In hysterectomies, complications of the procedure include infection, gastrointestinal injury, and venous thromboembolic injury. Similar to vasectomies, one of the most common complications is infection, with the incidence rate being 10.5% for abdominal hysterectomy, 13% for vaginal hysterectomy, and 9% for laparoscopic hysterectomy.

Today, one of the most effective forms of ART is in vitro fertilization (IVF). While it is very effective in those experiencing infertility, there are numerous risks of IVF, such as multiple births, premature delivery, and ovarian hyper-stimulation syndrome. Ovarian hyper-stimulation syndrome is a condition that involves enlargement of the ovaries as the result of the injected fertility drugs causing increased capacity of the blood vessels to allow molecules to go in and out. It can lead to abdominal pain, soreness, and nausea for those experiencing it. The symptoms and severity of ovarian hyper-stimulation syndrome can be classified amongst various grades. Grade 1 involves mild discomfort and abdominal distention, and as the grades increase, severity and symptoms also increase. Grade 4 and grade 5 encompass severe ovarian hyper-stimulation syndrome and involve changes in blood volume and viscosity due to the condition. Those who have a history of heightened response to gonadotropins, history of previous ovarial hyper-stimulation, and/or have a history of polycystic ovary syndrome (PCOS) are at increased risk of developing this complication.

== Contraindications ==
There are no existing medical guidelines that outline the absolute contraindications to reproductive surgery. However, there are relative contraindications recommended in the current literature. There are several circumstances under which having reproductive surgery is contraindicated. This is because surgery itself may cause extensive tissue damage to the person, the success of the procedure is limited (i.e. the condition is invasive or metastatic), or the surgery's potential risk outweighs the potential benefits. However, each person's situation is different and the possibility of reproductive surgery should be consulted with a healthcare professional.

Uterine atony after fetal extraction, and pre-existing maternal bleeding disorders have been reported as accepted contraindications for cesarean myomectomies in women. Contraindications to reproductive surgery used for tubal surgery and infertility include women ages 43 and older, tubal disease that surgery cannot treat (i.e., surgery cannot be safely performed without hurting the person or the patient has multiple medical conditions that reduces the chance of success), bipolar disease, and abnormal semen analysis.

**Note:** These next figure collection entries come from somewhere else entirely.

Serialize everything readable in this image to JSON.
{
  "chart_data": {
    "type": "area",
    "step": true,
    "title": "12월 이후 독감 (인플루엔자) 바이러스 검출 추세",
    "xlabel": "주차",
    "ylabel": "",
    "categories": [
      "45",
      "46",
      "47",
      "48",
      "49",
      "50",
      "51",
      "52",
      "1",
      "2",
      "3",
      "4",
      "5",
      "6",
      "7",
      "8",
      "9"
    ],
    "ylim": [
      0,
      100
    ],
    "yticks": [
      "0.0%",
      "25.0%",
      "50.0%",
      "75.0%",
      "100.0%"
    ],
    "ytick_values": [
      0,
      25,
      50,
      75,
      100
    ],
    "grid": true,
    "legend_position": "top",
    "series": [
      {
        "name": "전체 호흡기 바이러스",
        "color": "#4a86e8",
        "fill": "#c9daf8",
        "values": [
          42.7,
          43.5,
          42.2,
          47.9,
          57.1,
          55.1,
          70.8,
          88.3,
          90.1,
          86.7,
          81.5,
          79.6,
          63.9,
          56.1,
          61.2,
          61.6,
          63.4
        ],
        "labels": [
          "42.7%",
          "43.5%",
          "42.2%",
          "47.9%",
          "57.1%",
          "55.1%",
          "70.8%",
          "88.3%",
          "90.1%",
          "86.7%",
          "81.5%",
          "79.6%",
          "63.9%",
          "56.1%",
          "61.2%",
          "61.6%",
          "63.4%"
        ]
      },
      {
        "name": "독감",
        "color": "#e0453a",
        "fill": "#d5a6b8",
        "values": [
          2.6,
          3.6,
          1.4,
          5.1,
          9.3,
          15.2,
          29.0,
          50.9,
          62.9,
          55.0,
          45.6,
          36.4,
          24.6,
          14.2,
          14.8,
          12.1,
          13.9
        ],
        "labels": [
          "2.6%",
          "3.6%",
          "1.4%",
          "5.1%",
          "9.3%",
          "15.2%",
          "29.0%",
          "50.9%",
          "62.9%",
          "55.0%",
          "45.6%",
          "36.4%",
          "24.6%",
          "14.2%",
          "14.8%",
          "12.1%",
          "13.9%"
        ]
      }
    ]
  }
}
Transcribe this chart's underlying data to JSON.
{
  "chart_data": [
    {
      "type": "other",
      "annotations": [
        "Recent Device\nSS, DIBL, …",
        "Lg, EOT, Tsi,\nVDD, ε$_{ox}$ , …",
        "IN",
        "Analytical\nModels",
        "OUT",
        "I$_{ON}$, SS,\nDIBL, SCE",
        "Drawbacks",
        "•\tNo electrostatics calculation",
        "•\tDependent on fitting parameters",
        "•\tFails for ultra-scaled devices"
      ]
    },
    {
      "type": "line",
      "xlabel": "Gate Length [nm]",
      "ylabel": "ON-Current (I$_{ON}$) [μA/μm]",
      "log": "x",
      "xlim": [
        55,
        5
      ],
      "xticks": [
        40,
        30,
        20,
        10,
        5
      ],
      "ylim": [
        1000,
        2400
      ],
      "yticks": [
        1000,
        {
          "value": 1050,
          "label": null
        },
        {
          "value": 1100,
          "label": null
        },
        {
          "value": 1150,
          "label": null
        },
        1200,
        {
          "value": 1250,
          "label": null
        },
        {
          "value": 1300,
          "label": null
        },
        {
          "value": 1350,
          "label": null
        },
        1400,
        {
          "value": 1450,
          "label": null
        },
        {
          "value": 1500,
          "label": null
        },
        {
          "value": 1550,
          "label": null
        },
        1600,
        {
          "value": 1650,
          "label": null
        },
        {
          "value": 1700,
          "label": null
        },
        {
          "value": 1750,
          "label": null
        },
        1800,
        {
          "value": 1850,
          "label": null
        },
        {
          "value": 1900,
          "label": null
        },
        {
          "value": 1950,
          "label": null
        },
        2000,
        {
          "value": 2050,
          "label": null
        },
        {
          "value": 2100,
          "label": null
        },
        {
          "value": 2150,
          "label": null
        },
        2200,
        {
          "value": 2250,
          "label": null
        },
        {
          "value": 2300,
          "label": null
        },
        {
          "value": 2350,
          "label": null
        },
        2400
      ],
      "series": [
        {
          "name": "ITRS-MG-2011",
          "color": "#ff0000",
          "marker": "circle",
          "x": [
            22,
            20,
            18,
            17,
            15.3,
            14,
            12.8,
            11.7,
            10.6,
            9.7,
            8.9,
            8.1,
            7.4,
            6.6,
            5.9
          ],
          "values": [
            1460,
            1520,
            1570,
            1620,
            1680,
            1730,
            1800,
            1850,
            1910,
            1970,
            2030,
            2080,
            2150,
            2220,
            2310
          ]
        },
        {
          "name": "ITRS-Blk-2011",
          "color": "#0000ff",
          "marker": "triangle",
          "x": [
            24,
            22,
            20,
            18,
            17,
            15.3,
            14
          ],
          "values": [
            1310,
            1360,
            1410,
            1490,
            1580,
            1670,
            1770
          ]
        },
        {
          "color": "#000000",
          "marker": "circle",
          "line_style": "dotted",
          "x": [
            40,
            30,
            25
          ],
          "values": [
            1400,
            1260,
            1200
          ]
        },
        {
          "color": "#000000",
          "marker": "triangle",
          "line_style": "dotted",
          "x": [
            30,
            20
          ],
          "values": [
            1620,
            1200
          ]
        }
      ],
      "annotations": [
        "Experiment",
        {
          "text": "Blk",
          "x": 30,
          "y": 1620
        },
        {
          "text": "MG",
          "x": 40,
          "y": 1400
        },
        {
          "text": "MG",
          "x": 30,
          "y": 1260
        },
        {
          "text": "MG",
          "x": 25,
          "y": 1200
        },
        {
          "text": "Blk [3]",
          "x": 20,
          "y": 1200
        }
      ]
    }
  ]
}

Many studies examining surgery for endometriosis excluded women who previously received medical or surgical treatment for endometriosis. Women with a pre-operative diagnosis of a deep endometriosis of their bowel or bladder were also excluded from surgery.

For male reproductive surgery for the treatment of varicocele by percutaneous embolization, current literature considers adolescents, allergies to contrast, men with a bilateral grade 3 varicocele, and men with primary infertility as relative contraindications to surgery.